When the California's legislature reconvenes in early 2013, solar advocates may see a familiar item on the agenda. Earlier this month, State Sen. Lois Wolk, D-Davis, introduced S.B.43, which would establish a framework for community solar projects.
As solar professionals from California and beyond may remember, Wolk's previous community solar bill, S.B.843, failed at the last minute in September – despite extensive lobbying efforts from the solar sector, local governments and supporting organizations.
Resistance from the state's main utilities and their own lobbying squad ultimately thwarted community solar advocates' efforts, Tom Price, director of policy and market strategies at CleanPath Ventures, told Solar Industry after the defeat.
Like its predecessor, S.B.43 would create a program that would allow ‘all utility customers – local governments, businesses, schools, homeowners, municipal customers and renters – the opportunity to buy a portion of the energy generated at an off-site renewable energy facility and get credit for that energy on their utility bill,’ Wolk explained in a press release announcing the new legislation.
The bill requires no state funds and does not shift any costs to consumers that do not participate, she added. Cost issues proved to be a key area of dispute, however, in the bill's earlier go-round. Fong Wan, senior vice president for energy procurement at Pacific Gas & Electric, claimed in a September Sacramento Bee editorial that community solar would shift $4 billion in costs from participating customers to non-participating customers.

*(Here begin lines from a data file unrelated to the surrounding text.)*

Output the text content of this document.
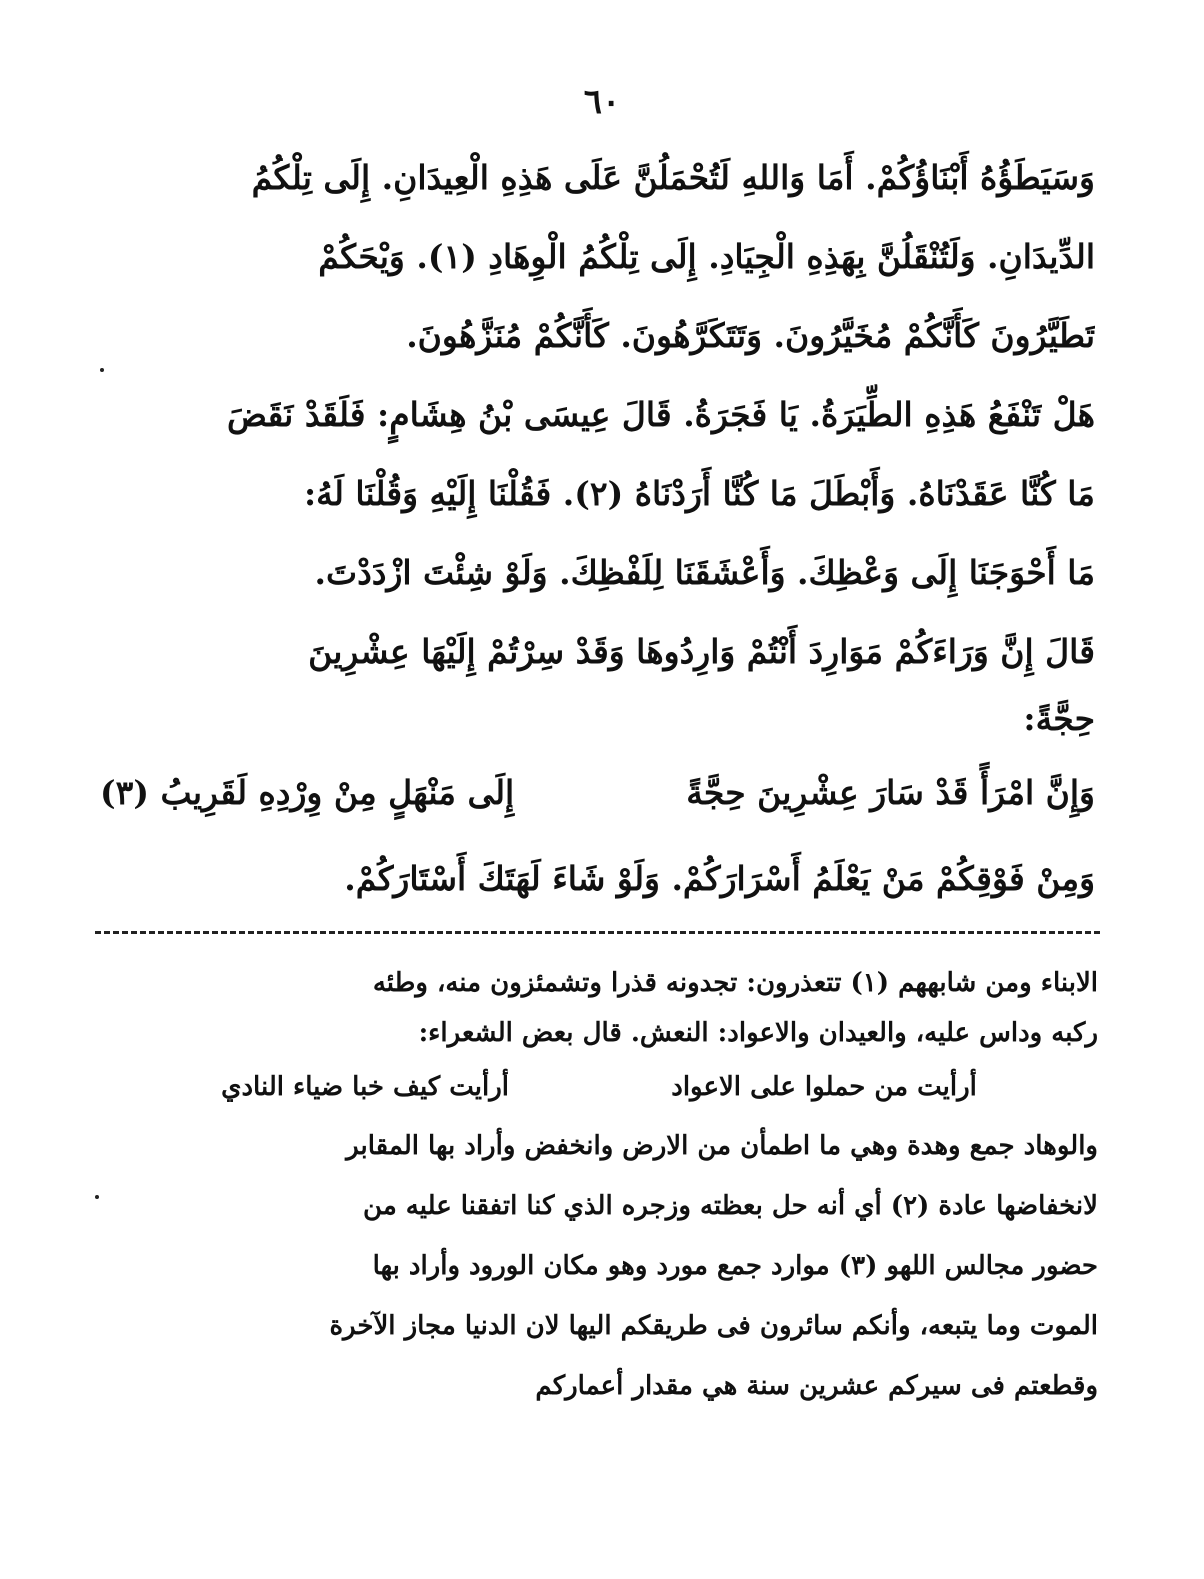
٦٠
وَسَيَطَؤُهُ أَبْنَاؤُكُمْ. أَمَا وَاللهِ لَتُحْمَلُنَّ عَلَى هَذِهِ الْعِيدَانِ. إِلَى تِلْكُمُ
الدِّيدَانِ. وَلَتُنْقَلُنَّ بِهَذِهِ الْجِيَادِ. إِلَى تِلْكُمُ الْوِهَادِ (١). وَيْحَكُمْ
تَطَيَّرُونَ كَأَنَّكُمْ مُخَيَّرُونَ. وَتَتَكَرَّهُونَ. كَأَنَّكُمْ مُنَزَّهُونَ.
هَلْ تَنْفَعُ هَذِهِ الطِّيَرَةُ. يَا فَجَرَةُ. قَالَ عِيسَى بْنُ هِشَامٍ: فَلَقَدْ نَقَضَ
مَا كُنَّا عَقَدْنَاهُ. وَأَبْطَلَ مَا كُنَّا أَرَدْنَاهُ (٢). فَقُلْنَا إِلَيْهِ وَقُلْنَا لَهُ:
مَا أَحْوَجَنَا إِلَى وَعْظِكَ. وَأَعْشَقَنَا لِلَفْظِكَ. وَلَوْ شِئْتَ ازْدَدْتَ.
قَالَ إِنَّ وَرَاءَكُمْ مَوَارِدَ أَنْتُمْ وَارِدُوهَا وَقَدْ سِرْتُمْ إِلَيْهَا عِشْرِينَ
حِجَّةً:
وَإِنَّ امْرَأً قَدْ سَارَ عِشْرِينَ حِجَّةً
إِلَى مَنْهَلٍ مِنْ وِرْدِهِ لَقَرِيبُ (٣)
وَمِنْ فَوْقِكُمْ مَنْ يَعْلَمُ أَسْرَارَكُمْ. وَلَوْ شَاءَ لَهَتَكَ أَسْتَارَكُمْ.
الابناء ومن شابههم (١) تتعذرون: تجدونه قذرا وتشمئزون منه، وطئه
ركبه وداس عليه، والعيدان والاعواد: النعش. قال بعض الشعراء:
أرأيت من حملوا على الاعواد
أرأيت كيف خبا ضياء النادي
والوهاد جمع وهدة وهي ما اطمأن من الارض وانخفض وأراد بها المقابر
لانخفاضها عادة (٢) أي أنه حل بعظته وزجره الذي كنا اتفقنا عليه من
حضور مجالس اللهو (٣) موارد جمع مورد وهو مكان الورود وأراد بها
الموت وما يتبعه، وأنكم سائرون فى طريقكم اليها لان الدنيا مجاز الآخرة
وقطعتم فى سيركم عشرين سنة هي مقدار أعماركم
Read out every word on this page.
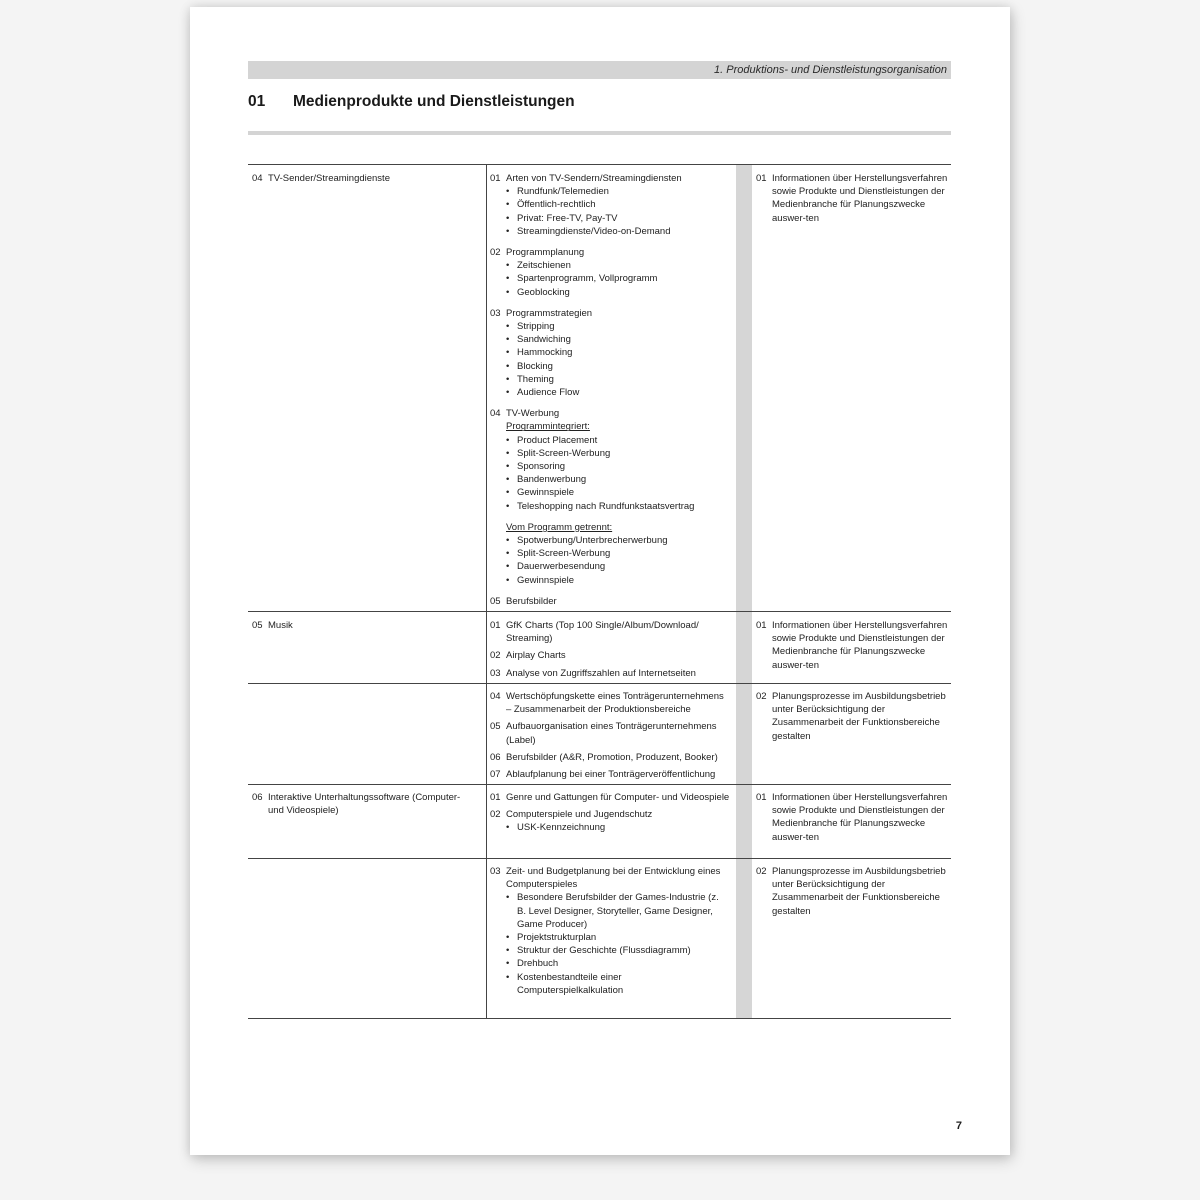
1. Produktions- und Dienstleistungsorganisation
01 Medienprodukte und Dienstleistungen
04 TV-Sender/Streamingdienste	01 Arten von TV-Sendern/Streamingdiensten
• Rundfunk/Telemedien
• Öffentlich-rechtlich
• Privat: Free-TV, Pay-TV
• Streamingdienste/Video-on-Demand
02 Programmplanung
• Zeitschienen
• Spartenprogramm, Vollprogramm
• Geoblocking
03 Programmstrategien
• Stripping
• Sandwiching
• Hammocking
• Blocking
• Theming
• Audience Flow
04 TV-Werbung
Programmintegriert:
• Product Placement
• Split-Screen-Werbung
• Sponsoring
• Bandenwerbung
• Gewinnspiele
• Teleshopping nach Rundfunkstaatsvertrag
Vom Programm getrennt:
• Spotwerbung/Unterbrecherwerbung
• Split-Screen-Werbung
• Dauerwerbesendung
• Gewinnspiele
05 Berufsbilder
01 Informationen über Herstellungsverfahren sowie Produkte und Dienstleistungen der Medienbranche für Planungszwecke auswer-ten
05 Musik	01 GfK Charts (Top 100 Single/Album/Download/ Streaming)
02 Airplay Charts
03 Analyse von Zugriffszahlen auf Internetseiten
01 Informationen über Herstellungsverfahren sowie Produkte und Dienstleistungen der Medienbranche für Planungszwecke auswer-ten
04 Wertschöpfungskette eines Tonträgerunternehmens – Zusammenarbeit der Produktionsbereiche
05 Aufbauorganisation eines Tonträgerunternehmens (Label)
06 Berufsbilder (A&R, Promotion, Produzent, Booker)
07 Ablaufplanung bei einer Tonträgerveröffentlichung
02 Planungsprozesse im Ausbildungsbetrieb unter Berücksichtigung der Zusammenarbeit der Funktionsbereiche gestalten
06 Interaktive Unterhaltungssoftware (Computer- und Videospiele)
01 Genre und Gattungen für Computer- und Videospiele
02 Computerspiele und Jugendschutz
• USK-Kennzeichnung
01 Informationen über Herstellungsverfahren sowie Produkte und Dienstleistungen der Medienbranche für Planungszwecke auswer-ten
03 Zeit- und Budgetplanung bei der Entwicklung eines Computerspieles
• Besondere Berufsbilder der Games-Industrie (z. B. Level Designer, Storyteller, Game Designer, Game Producer)
• Projektstrukturplan
• Struktur der Geschichte (Flussdiagramm)
• Drehbuch
• Kostenbestandteile einer Computerspielkalkulation
02 Planungsprozesse im Ausbildungsbetrieb unter Berücksichtigung der Zusammenarbeit der Funktionsbereiche gestalten
7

Under S.B.43, the California Public Utilities Commission would be required to ‘minimize the rate impact of a shared renewable energy self-generation program to nonbeneficiaries, with a goal of ratepayer indifference,’ according to the bill's text.
Wolk's announcement further points out that large, centralized solar installations can produce energy less expensively than small, private projects.
The bill, however, does not yet offer any specifics on how rate impact might be mitigated – thus potentially opening up the legislation to the same criticism from utilities that hobbled legislative efforts for S.B.843.
A broad model
Consumer groups, environmental groups, the U.S. Department of Defense and even San Diego Gas & Electric (eventually) supported S.B.843. Given that backing, what else could help push the latest legislation through to the finish line?
‘Generally, I think everyone learned that we need to make a stronger case for community solar, both to the utilities and to the general public, in order to get the widespread support we need for a bill to pass,’ says Lisa Curtis, community builder at Mosaic Solar.
The Oakland-based company offers a twist on the utility-based community solar structure, as proposed by Wolk. Under Mosaic's crowdfunding model, individual investors combine forces to finance PV projects, and the revenue produced by the project's electricity sales is used to repay the investors, with interest.
Although Mosaic did not directly participate in previous legislative efforts to see community solar expanded in California, many of its partners are active in the movement, and Mosaic itself considers itself a community solar player, Curtis says.
‘Community solar has no single, uniform business model but is generally defined as a solar project with multiple individuals who share the costs and benefits of the solar project,’ she notes.
During almost any discussion of solar program expansion, utilities' grid-stability concerns invariably come up alongside cost discussion. Curtis, who says many people were surprised to see S.B.843 fail, believes that community solar in its various forms represents just one of many signs that a grid overhaul is due.
‘California's aging electric grid has been operating in much the same way for over 80 years,’ she says. ‘We need to modernize the grid for a variety of reasons – not just for solar.’
Grid modernization efforts are not known for speedy implementation, but for community solar proponents, S.B.43 may begin moving forward in just a few weeks. According to the legislature's online schedule, the bill could see action as early as Jan. 11.